Sento-me de pernas à chinês em cima do sofá a olhar para ambas as canecas de forma reticente, sei que está em minha casa e é estúpido pensar assim, mas não o quero incomodar.

- Ela morreu? – inquire com o sobrolho franzido, dando-me resposta à pergunta inicial, ele nunca viu este filme.

- Não. – riu com a sua expressão chocada. – Quer dizer, esse filme é um bocado fictício, ela agora entra em coma e fica presa numa espécie de limbo entre a vida e a morte, durante esse tempo ela tem de decidir se fica ou vai, podendo à mesma observar tudo o que se passa à sua volta como uma... - remexo no meu dicionário mental procurando por algo adequado.

- Fantasma? – auxilia erguendo ainda mais a sobrancelha enquanto eu procurava pela palavra certa.

- Uma espécie disso... ela tem uma segunda oportunidade, basicamente ela é que tem a missão de escolher se morre ou não. – encolho os ombros.

- Uma espécie disso... - repete com humor na voz.

- Sim, não sei bem ao certo, mas nem importa muito, essas coisas não existem não é? – digo com um risinho e ele observa-me divertido.

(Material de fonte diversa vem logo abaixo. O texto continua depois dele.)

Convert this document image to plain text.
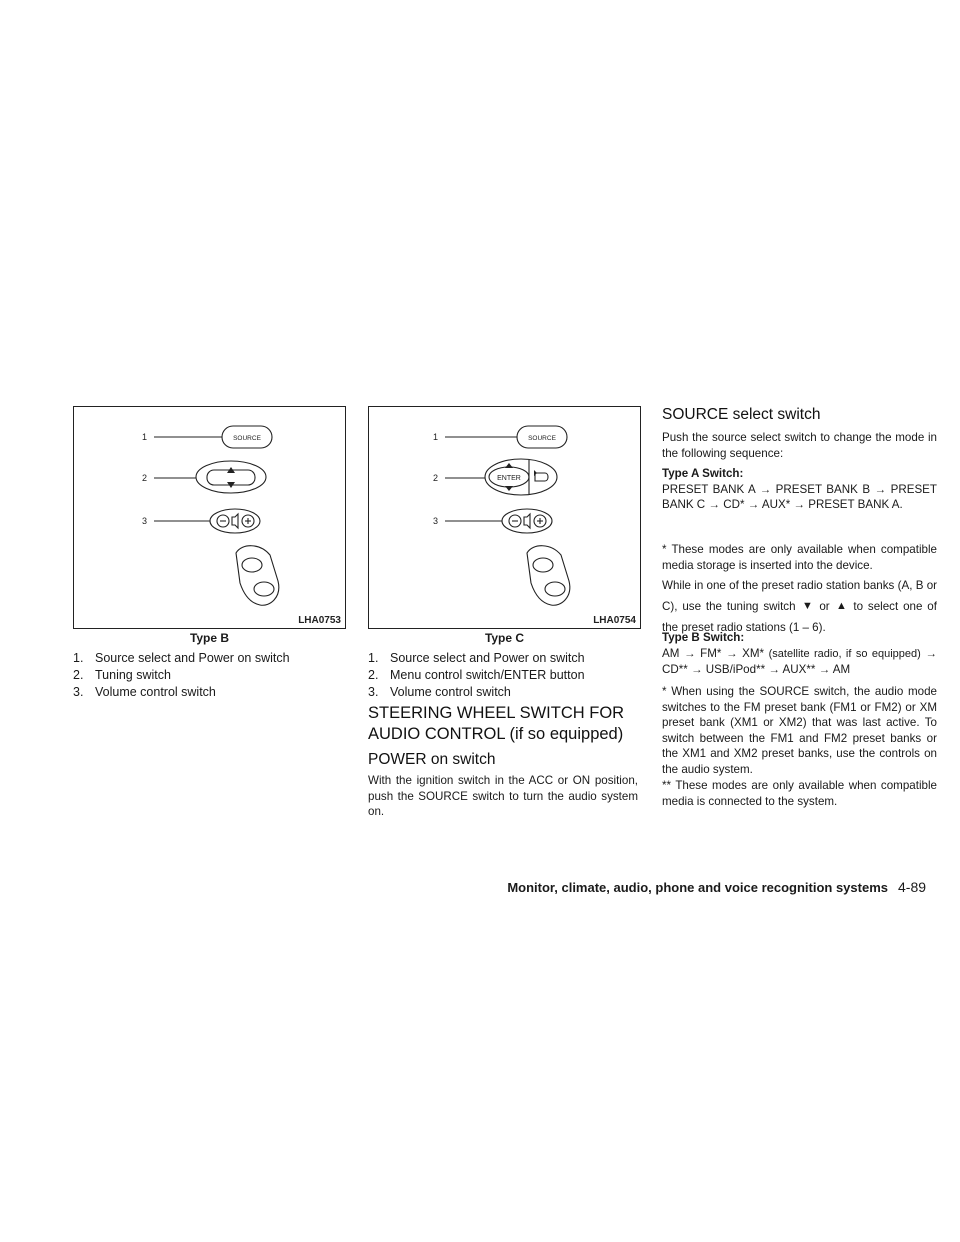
SOURCE
1
2
3
LHA0753
Type B
1. Source select and Power on switch
2. Tuning switch
3. Volume control switch
ENTER
SOURCE
1
2
3
LHA0754
Type C
1. Source select and Power on switch
2. Menu control switch/ENTER button
3. Volume control switch
STEERING WHEEL SWITCH FOR AUDIO CONTROL (if so equipped)
POWER on switch

With the ignition switch in the ACC or ON position, push the SOURCE switch to turn the audio system on.

SOURCE select switch

Push the source select switch to change the mode in the following sequence:

Type A Switch:
PRESET BANK A → PRESET BANK B → PRESET BANK C → CD* → AUX* → PRESET BANK A.

* These modes are only available when compatible media storage is inserted into the device.

While in one of the preset radio station banks (A, B or C), use the tuning switch ▼ or ▲ to select one of the preset radio stations (1 – 6).

Type B Switch:
AM → FM* → XM* (satellite radio, if so equipped) → CD** → USB/iPod** → AUX** → AM

* When using the SOURCE switch, the audio mode switches to the FM preset bank (FM1 or FM2) or XM preset bank (XM1 or XM2) that was last active. To switch between the FM1 and FM2 preset banks or the XM1 and XM2 preset banks, use the controls on the audio system.

** These modes are only available when compatible media is connected to the system.

Monitor, climate, audio, phone and voice recognition systems 4-89
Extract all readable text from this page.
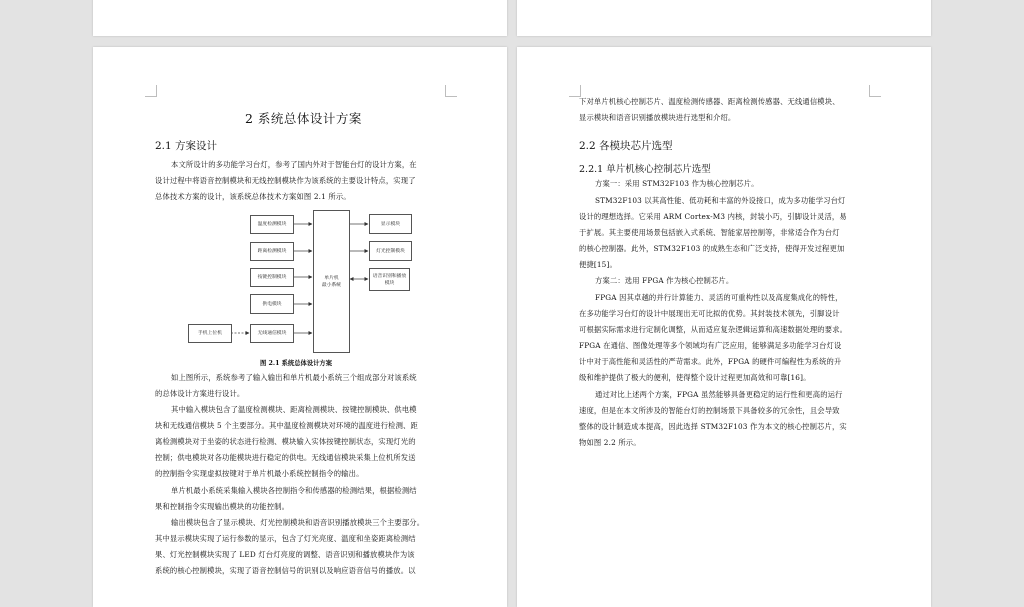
2 系统总体设计方案
2.1 方案设计
本文所设计的多功能学习台灯，参考了国内外对于智能台灯的设计方案，在
设计过程中将语音控制模块和无线控制模块作为该系统的主要设计特点，实现了
总体技术方案的设计，该系统总体技术方案如图 2.1 所示。
温度检测模块
距离检测模块
按键控制模块
供电模块
无线通信模块
手机上位机
单片机
最小系统
显示模块
灯光控制模块
语音识别和播放模块
图 2.1 系统总体设计方案
如上图所示，系统参考了输入输出和单片机最小系统三个组成部分对该系统
的总体设计方案进行设计。
其中输入模块包含了温度检测模块、距离检测模块、按键控制模块、供电模
块和无线通信模块 5 个主要部分。其中温度检测模块对环境的温度进行检测、距
离检测模块对于坐姿的状态进行检测、模块输入实体按键控制状态，实现灯光的
控制；供电模块对各功能模块进行稳定的供电。无线通信模块采集上位机所发送
的控制指令实现虚拟按键对于单片机最小系统控制指令的输出。
单片机最小系统采集输入模块各控制指令和传感器的检测结果，根据检测结
果和控制指令实现输出模块的功能控制。
输出模块包含了显示模块、灯光控制模块和语音识别播放模块三个主要部分。
其中显示模块实现了运行参数的显示，包含了灯光亮度、温度和坐姿距离检测结
果、灯光控制模块实现了 LED 灯台灯亮度的调整、语音识别和播放模块作为该
系统的核心控制模块，实现了语音控制信号的识别以及响应语音信号的播放。以
下对单片机核心控制芯片、温度检测传感器、距离检测传感器、无线通信模块、
显示模块和语音识别播放模块进行选型和介绍。
2.2 各模块芯片选型
2.2.1 单片机核心控制芯片选型
方案一：采用 STM32F103 作为核心控制芯片。
STM32F103 以其高性能、低功耗和丰富的外设接口，成为多功能学习台灯
设计的理想选择。它采用 ARM Cortex-M3 内核，封装小巧，引脚设计灵活，易
于扩展。其主要使用场景包括嵌入式系统、智能家居控制等，非常适合作为台灯
的核心控制器。此外，STM32F103 的成熟生态和广泛支持，使得开发过程更加
便捷[15]。
方案二：选用 FPGA 作为核心控制芯片。
FPGA 因其卓越的并行计算能力、灵活的可重构性以及高度集成化的特性，
在多功能学习台灯的设计中展现出无可比拟的优势。其封装技术领先，引脚设计
可根据实际需求进行定制化调整，从而适应复杂逻辑运算和高速数据处理的要求。
FPGA 在通信、图像处理等多个领域均有广泛应用，能够满足多功能学习台灯设
计中对于高性能和灵活性的严苛需求。此外，FPGA 的硬件可编程性为系统的升
级和维护提供了极大的便利，使得整个设计过程更加高效和可靠[16]。
通过对比上述两个方案，FPGA 虽然能够具备更稳定的运行性和更高的运行
速度，但是在本文所涉及的智能台灯的控制场景下具备较多的冗余性，且会导致
整体的设计制造成本提高，因此选择 STM32F103 作为本文的核心控制芯片，实
物如图 2.2 所示。
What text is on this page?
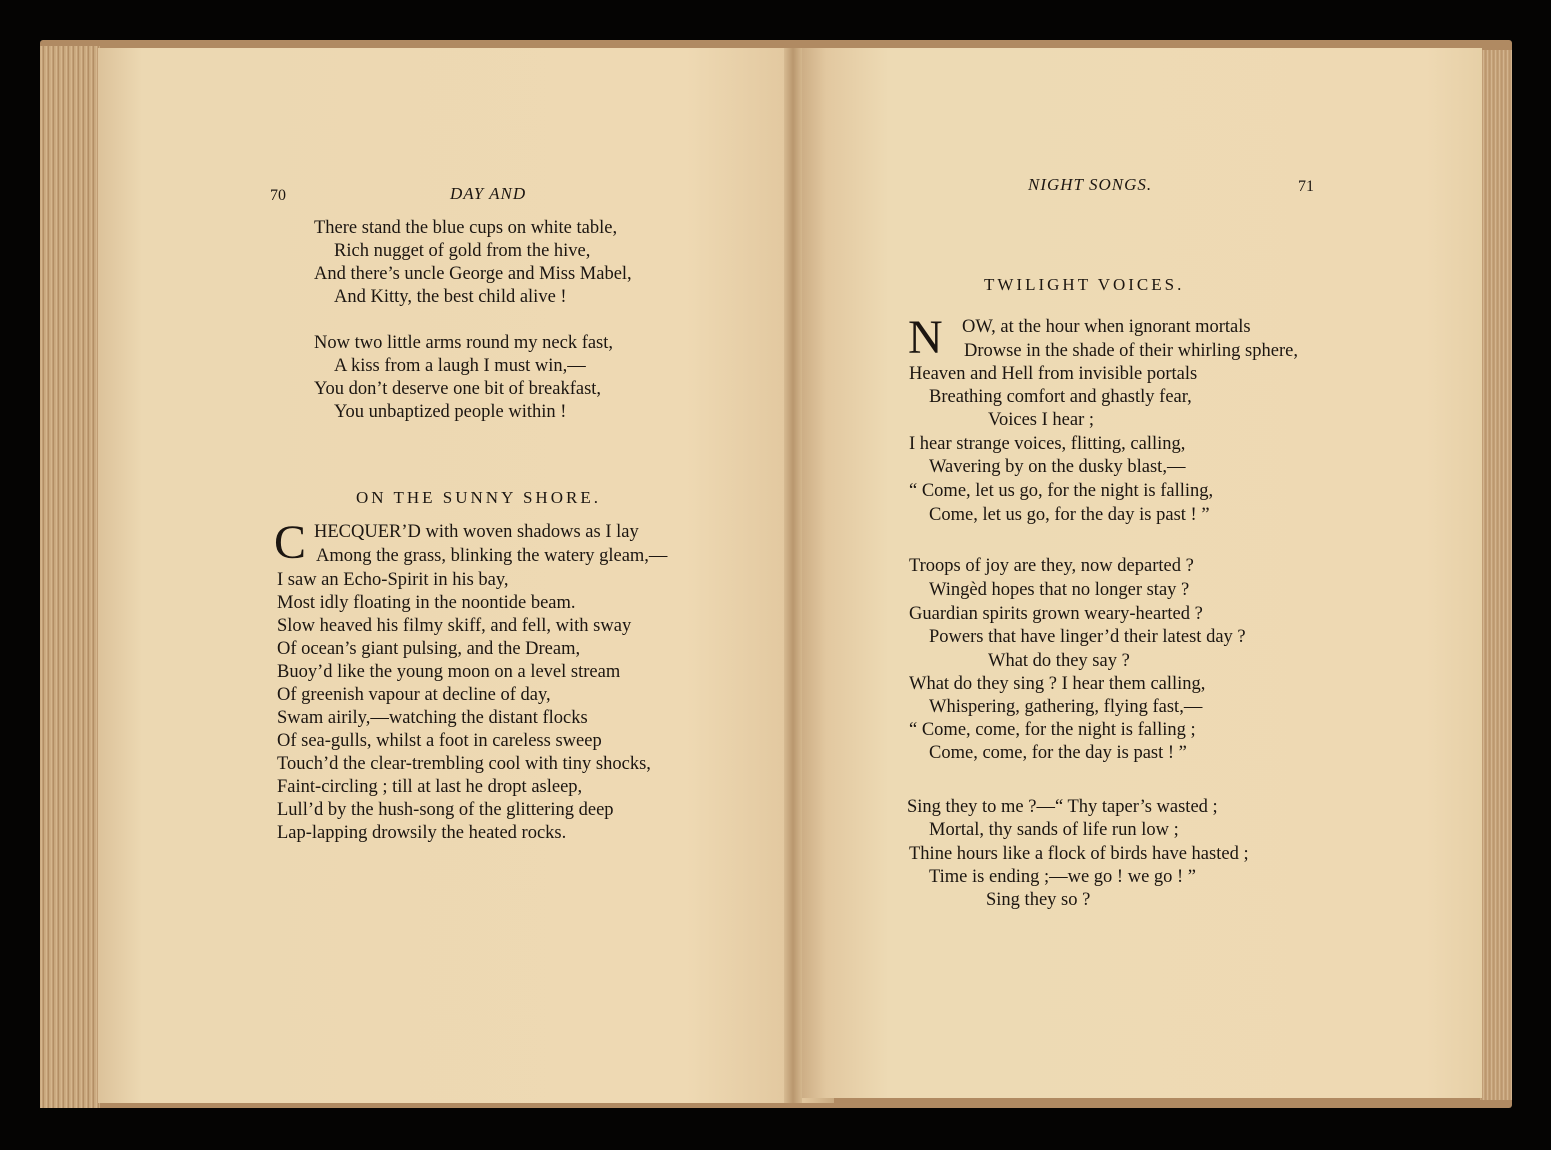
70	DAY AND
There stand the blue cups on white table,
Rich nugget of gold from the hive,
And there’s uncle George and Miss Mabel,
And Kitty, the best child alive !
Now two little arms round my neck fast,
A kiss from a laugh I must win,—
You don’t deserve one bit of breakfast,
You unbaptized people within !
ON THE SUNNY SHORE.
C HECQUER’D with woven shadows as I lay
Among the grass, blinking the watery gleam,—
I saw an Echo-Spirit in his bay,
Most idly floating in the noontide beam.
Slow heaved his filmy skiff, and fell, with sway
Of ocean’s giant pulsing, and the Dream,
Buoy’d like the young moon on a level stream
Of greenish vapour at decline of day,
Swam airily,—watching the distant flocks
Of sea-gulls, whilst a foot in careless sweep
Touch’d the clear-trembling cool with tiny shocks,
Faint-circling ; till at last he dropt asleep,
Lull’d by the hush-song of the glittering deep
Lap-lapping drowsily the heated rocks.
NIGHT SONGS.	71
TWILIGHT VOICES.
N OW, at the hour when ignorant mortals
Drowse in the shade of their whirling sphere,
Heaven and Hell from invisible portals
Breathing comfort and ghastly fear,
Voices I hear ;
I hear strange voices, flitting, calling,
Wavering by on the dusky blast,—
“ Come, let us go, for the night is falling,
Come, let us go, for the day is past ! ”
Troops of joy are they, now departed ?
Wingèd hopes that no longer stay ?
Guardian spirits grown weary-hearted ?
Powers that have linger’d their latest day ?
What do they say ?
What do they sing ? I hear them calling,
Whispering, gathering, flying fast,—
“ Come, come, for the night is falling ;
Come, come, for the day is past ! ”
Sing they to me ?—“ Thy taper’s wasted ;
Mortal, thy sands of life run low ;
Thine hours like a flock of birds have hasted ;
Time is ending ;—we go ! we go ! ”
Sing they so ?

Entreolhamo-nos durante alguns segundos até que lhe entrego uma das canecas e mordo um dos palitos para cortar um pouco a tensão que se estava a formar. Ele agradece-me com um sorriso e encosta-se melhor ao sofá inclinando-se um pouco na minha direcção. Molha os seus lábios com a língua e desfolhei-a aleatoriamente o amontoado de folhas como um leque.

- "Ela podia ser como uma leve brisa, mas inconscientemente era como um vendaval." – diz após dar um golo no chocolate quente. – "Acalmava-lhe a alma mas desinquietava-lhe a mente." – sorri com a cabeça baixa mas os olhos direccionados a mim, demonstrando um daqueles olhares que mesmo de forma inocente conseguiam retirar o fôlego a qualquer pessoa. 

Percebi que estava a citar uma das passagens do seu "livro" e mesmo com uma enorme vontade de rir pelo seu bigode de chantilly, contive-me, observando apenas o movimento dos roseados lábios a proferirem aquelas palavras, escritas por outro alguém, mas que ele encaixava tão bem em mim.

- Acalmo-te? – pergunto tentando não demonstrar tanta surpresa presente na voz como na verdade existe. – E desinquieto-te... – por momentos pensei que ele estivesse a comentar outra coisa qualquer ou a falar apenas por falar, pois a pausa que se seguiu junto ao seu sorriso, pareceu-me uma eternidade que deu quase para afundar o meu coração dentro do estômago de vergonha.